O decreto-lei em causa é o nº 13/2019, que estabelece " o regime de execução do acolhimento familiar, medida de promoção dos direitos e de proteção das crianças e jovens". A possibilidade existe desde 2015, mas com poucos resultados práticos, estando atualmente a ser fomentada em todo o país. Em 2019, o sistema de proteção acolheu 7046 crianças e jovens nesse ano, dos quais 2,7 em famílias.

Na capital, onde 1250 crianças esperavam por uma família em finais de 2019, cabe à Santa Casa da Misericórdia de Lisboa selecionareis as famílias. Desde a nova lei, desenvolveram duas campanhas para angariar famílias. Existem atualmente 33 famílias disponíveis e mais 60 em avaliação.

33 famílias em Lisboa

A pediatra do pediatra do neurodesenvolvimento, Maria do Carmo Vale, vai falar na conferência do que a investigação científica tem aprendido. "O equilíbrio emocional é muito importante no desenvolvimento cognitivo, que tem o exponente máximo nos primeiros anos de vida. Nestas idades, as crianças são umas esponjas, absorvem tudo", sublinha a médica. Explica que, com os novos sistemas para medir as neuropatias - , como a tomografia computorizada (tac) e ressonância magnética -"é possível visualizar que determinado tipo de atividades das crianças têm tradução a nível do sistema nervoso central. Foi possível perceber que existe uma janela de oportunidade nos três primeiros anos. Se investirmos nesses anos, vamos ter adultos mais saudáveis a nível da saúde mental e das suas competências".
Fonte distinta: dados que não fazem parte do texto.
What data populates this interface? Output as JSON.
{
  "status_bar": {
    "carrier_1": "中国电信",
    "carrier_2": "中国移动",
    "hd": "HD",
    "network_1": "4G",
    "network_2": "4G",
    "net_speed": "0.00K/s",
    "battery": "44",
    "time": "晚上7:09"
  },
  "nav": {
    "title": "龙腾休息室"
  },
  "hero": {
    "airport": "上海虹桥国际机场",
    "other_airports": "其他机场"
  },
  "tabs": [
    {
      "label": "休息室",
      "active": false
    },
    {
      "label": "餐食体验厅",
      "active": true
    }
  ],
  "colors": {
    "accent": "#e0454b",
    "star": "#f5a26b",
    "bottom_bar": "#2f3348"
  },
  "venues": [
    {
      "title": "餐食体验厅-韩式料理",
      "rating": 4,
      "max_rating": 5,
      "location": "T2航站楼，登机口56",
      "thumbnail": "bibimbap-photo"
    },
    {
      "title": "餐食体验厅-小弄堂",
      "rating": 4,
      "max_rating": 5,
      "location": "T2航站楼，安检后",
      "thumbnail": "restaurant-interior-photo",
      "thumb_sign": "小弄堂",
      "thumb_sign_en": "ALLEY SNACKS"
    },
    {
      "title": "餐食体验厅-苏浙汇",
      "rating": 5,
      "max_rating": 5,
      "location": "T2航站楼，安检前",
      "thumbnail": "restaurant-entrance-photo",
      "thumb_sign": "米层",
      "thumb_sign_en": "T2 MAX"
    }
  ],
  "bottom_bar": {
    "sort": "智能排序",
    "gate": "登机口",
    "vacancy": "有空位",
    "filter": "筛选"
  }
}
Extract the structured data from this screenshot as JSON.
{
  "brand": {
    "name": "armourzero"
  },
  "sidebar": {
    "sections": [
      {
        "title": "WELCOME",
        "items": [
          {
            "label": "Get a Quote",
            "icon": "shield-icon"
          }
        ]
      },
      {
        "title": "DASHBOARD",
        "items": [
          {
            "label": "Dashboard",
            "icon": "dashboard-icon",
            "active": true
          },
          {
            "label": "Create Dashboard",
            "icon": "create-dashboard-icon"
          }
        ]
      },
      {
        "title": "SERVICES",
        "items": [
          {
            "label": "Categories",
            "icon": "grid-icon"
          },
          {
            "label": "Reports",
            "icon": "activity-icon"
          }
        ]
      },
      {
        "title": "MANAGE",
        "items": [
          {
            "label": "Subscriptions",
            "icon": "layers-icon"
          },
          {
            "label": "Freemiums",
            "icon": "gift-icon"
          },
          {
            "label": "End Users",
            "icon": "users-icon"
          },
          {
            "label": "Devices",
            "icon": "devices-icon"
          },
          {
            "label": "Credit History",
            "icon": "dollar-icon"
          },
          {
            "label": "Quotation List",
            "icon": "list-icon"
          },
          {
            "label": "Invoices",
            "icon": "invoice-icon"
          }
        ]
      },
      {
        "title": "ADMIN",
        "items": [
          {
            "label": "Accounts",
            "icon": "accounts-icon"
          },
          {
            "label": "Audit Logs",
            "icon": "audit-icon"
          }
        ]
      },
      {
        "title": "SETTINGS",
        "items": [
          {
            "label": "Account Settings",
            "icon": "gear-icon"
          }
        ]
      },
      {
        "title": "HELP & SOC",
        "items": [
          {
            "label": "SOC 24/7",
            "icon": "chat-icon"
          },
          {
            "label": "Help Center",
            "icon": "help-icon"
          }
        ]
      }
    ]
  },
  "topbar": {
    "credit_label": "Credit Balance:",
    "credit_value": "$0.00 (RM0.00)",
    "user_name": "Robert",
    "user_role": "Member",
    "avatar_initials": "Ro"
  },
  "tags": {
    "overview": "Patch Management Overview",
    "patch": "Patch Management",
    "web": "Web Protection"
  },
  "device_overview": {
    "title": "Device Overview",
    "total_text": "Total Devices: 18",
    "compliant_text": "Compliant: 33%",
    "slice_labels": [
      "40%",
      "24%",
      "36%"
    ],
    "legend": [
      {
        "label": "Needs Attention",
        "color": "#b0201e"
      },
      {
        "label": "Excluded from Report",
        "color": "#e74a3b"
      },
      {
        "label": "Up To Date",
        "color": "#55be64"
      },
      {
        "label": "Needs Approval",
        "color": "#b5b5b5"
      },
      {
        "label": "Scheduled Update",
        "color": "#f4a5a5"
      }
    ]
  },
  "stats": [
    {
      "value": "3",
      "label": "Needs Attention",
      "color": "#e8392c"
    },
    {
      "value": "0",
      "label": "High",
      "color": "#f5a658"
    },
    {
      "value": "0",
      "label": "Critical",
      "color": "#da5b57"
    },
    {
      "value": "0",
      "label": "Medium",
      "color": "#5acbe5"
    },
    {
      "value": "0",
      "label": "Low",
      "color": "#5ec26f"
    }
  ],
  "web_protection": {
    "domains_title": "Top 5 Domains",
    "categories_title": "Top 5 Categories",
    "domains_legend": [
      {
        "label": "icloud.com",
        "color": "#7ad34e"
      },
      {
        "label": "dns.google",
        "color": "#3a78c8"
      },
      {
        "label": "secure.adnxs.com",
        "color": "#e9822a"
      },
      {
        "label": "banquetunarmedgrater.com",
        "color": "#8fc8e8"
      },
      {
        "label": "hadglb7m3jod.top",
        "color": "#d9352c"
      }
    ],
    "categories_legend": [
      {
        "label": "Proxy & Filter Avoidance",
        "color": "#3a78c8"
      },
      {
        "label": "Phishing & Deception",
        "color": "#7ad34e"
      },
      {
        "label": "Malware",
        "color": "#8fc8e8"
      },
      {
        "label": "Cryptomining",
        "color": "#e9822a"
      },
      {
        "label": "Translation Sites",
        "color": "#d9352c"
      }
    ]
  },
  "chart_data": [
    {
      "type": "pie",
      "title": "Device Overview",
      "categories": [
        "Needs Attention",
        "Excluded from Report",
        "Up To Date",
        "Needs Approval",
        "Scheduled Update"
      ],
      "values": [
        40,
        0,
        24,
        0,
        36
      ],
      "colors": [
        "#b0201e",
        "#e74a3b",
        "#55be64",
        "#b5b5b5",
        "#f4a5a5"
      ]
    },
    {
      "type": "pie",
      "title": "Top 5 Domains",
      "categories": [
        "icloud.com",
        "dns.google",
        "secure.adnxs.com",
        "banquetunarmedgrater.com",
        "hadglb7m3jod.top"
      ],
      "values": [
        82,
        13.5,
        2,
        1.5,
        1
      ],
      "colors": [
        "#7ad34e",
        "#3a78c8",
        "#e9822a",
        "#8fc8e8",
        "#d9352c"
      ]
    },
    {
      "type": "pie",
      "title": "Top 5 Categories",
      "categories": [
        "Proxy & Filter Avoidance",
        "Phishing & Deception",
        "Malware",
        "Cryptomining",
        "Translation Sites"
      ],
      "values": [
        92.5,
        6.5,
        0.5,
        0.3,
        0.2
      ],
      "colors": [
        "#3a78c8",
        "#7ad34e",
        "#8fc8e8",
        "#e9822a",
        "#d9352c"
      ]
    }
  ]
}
Significa que uma criança com um bom ambiente, que se sinta segura, mais facilmente desenvolve determinadas faculdades. Ao contrário, "uma criança com medo, mal alimentada, sem um cuidador fundamental, pode gerar um sentimento de frustração que não lhe vai permitir desenvolver as áreas mais afetas à cognição, ou seja, o desenvolvimento intelectual". E, por outro lado, esta segunda criança irá, enquanto adulto, perpetuar o mau ambiente em que foi criada.

Um bom ambiente deve ser promovido na família, não depende só das condições emocionais de quem dela cuida. A falta a nível de família pode ser compensada com uma bons equipamentos de proteção dos mais novos. Segundo os intervenientes na conferência: a criança tem de ter tempo de qualidade, nem que sejam 30 minutos.